JAKARTA (RIAUPOS.CO) — Terpilihannya Komjen Pol Firli Bahuri sebagai Ketua Komisi Pemberantasan Korupsi (KPK) periode 2019-2023 dikhawatirkan akan rangkap jabatan. Sebab sebagaimana diketahui, dia sampai saat ini tercatat masih menjadi anggota polri aktif. Bahkan baru saja mendapat promosi jabatan sebagai Kabarhakam Polri.
Menanggapi itu, Anggota Komisi III DPR RI Arsul Sani mengatakan, Firli tak perlu mundur sebagai anggota Polri ketika dilantik sebagai Ketua KPK. Hal itu sudah diatur dalam Undang-undang Nomor 2 Tahun 2002 tentang Kepolisian. Disitu disebutkan ada beberapa jabatan di lembaga negara yang boleh diduduki oleh anggota polri aktif.
"Jadi kadang-kadang kecintaan kita kepada lembaga tertentu itu tak rasional dan diskriminatif terhadap cara berfikirnya," kata Arsul di komplek DPR RI Senayan Jakarta, Kamis (21/11).

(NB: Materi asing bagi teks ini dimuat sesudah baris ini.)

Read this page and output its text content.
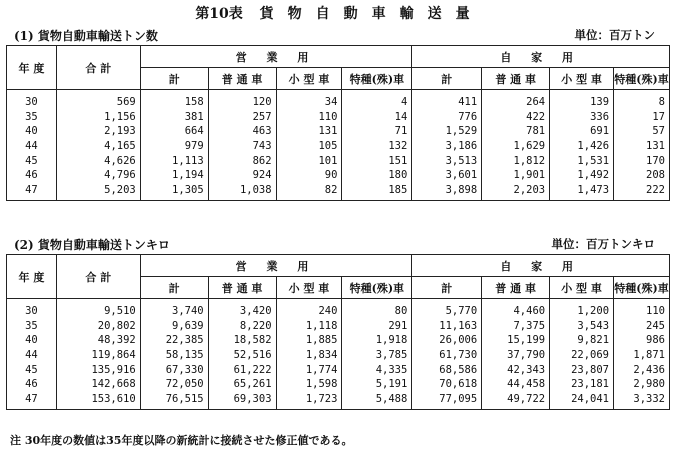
第10表 貨物自動車輸送量
(1) 貨物自動車輸送トン数	単位：百万トン
年 度	合 計	営 業 用				自 家 用			
		計	普 通 車	小 型 車	特種(殊)車	計	普 通 車	小 型 車	特種(殊)車
30	569	158	120	34	4	411	264	139	8
35	1,156	381	257	110	14	776	422	336	17
40	2,193	664	463	131	71	1,529	781	691	57
44	4,165	979	743	105	132	3,186	1,629	1,426	131
45	4,626	1,113	862	101	151	3,513	1,812	1,531	170
46	4,796	1,194	924	90	180	3,601	1,901	1,492	208
47	5,203	1,305	1,038	82	185	3,898	2,203	1,473	222
(2) 貨物自動車輸送トンキロ	単位：百万トンキロ
年 度	合 計	営 業 用				自 家 用			
		計	普 通 車	小 型 車	特種(殊)車	計	普 通 車	小 型 車	特種(殊)車
30	9,510	3,740	3,420	240	80	5,770	4,460	1,200	110
35	20,802	9,639	8,220	1,118	291	11,163	7,375	3,543	245
40	48,392	22,385	18,582	1,885	1,918	26,006	15,199	9,821	986
44	119,864	58,135	52,516	1,834	3,785	61,730	37,790	22,069	1,871
45	135,916	67,330	61,222	1,774	4,335	68,586	42,343	23,807	2,436
46	142,668	72,050	65,261	1,598	5,191	70,618	44,458	23,181	2,980
47	153,610	76,515	69,303	1,723	5,488	77,095	49,722	24,041	3,332
注 30年度の数値は35年度以降の新統計に接続させた修正値である。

Sebagai contoh, Kepala Badan Narkotika Nasional (BNN) yang dijabat oleh Komjen Pol Heru Winarko, Kepala Badan Nasional Penanggulangan Terorisme (BNPT) yang dijabat oleh Komjen Pol Suhardi Alius, dan sejumlah jabatan lainnya.
Menurut Arsul, penempatan anggota polri aktif di sebuah lembaga penegak hukum tidak ada yang salah. Sebab, basis kerjanya pun masih serupa dengan polri.
"Jadi cara pandang kita itu harus cara pandang bukan karena cinta mati sebuah lembaga, bukan cara pandang itu. Cara pandangnya harus cara pandang yuridis," jelasnya.
Sementara terkait kekhawatiran adanya kepentingan sektoral antara Ketua KPK dan Anggota Polri, Arsul menilai itu sebagai hal yang tak mendasar. Karena ketika menjadi Ketua KPK, Firli tak lagi berstatus anak buah Kapolri. Sehingga secara kepemimpinan tidak saling berkaitan.
"Kalau cara berfikirnya seperti itu, seluruh penyidik KPK yang dari polri disuruh mundur aja, karena mereka kan bawahannya polisi juga," tegas Arsul.
"Jadi jangan demikian kita berasumsi suudzon dengan prasangka tak baik. Kita lihatlah setahun dulu bagaimana KPK di bawah komisioner yang baru dibawah pak Firli berjalan," pungkasnya.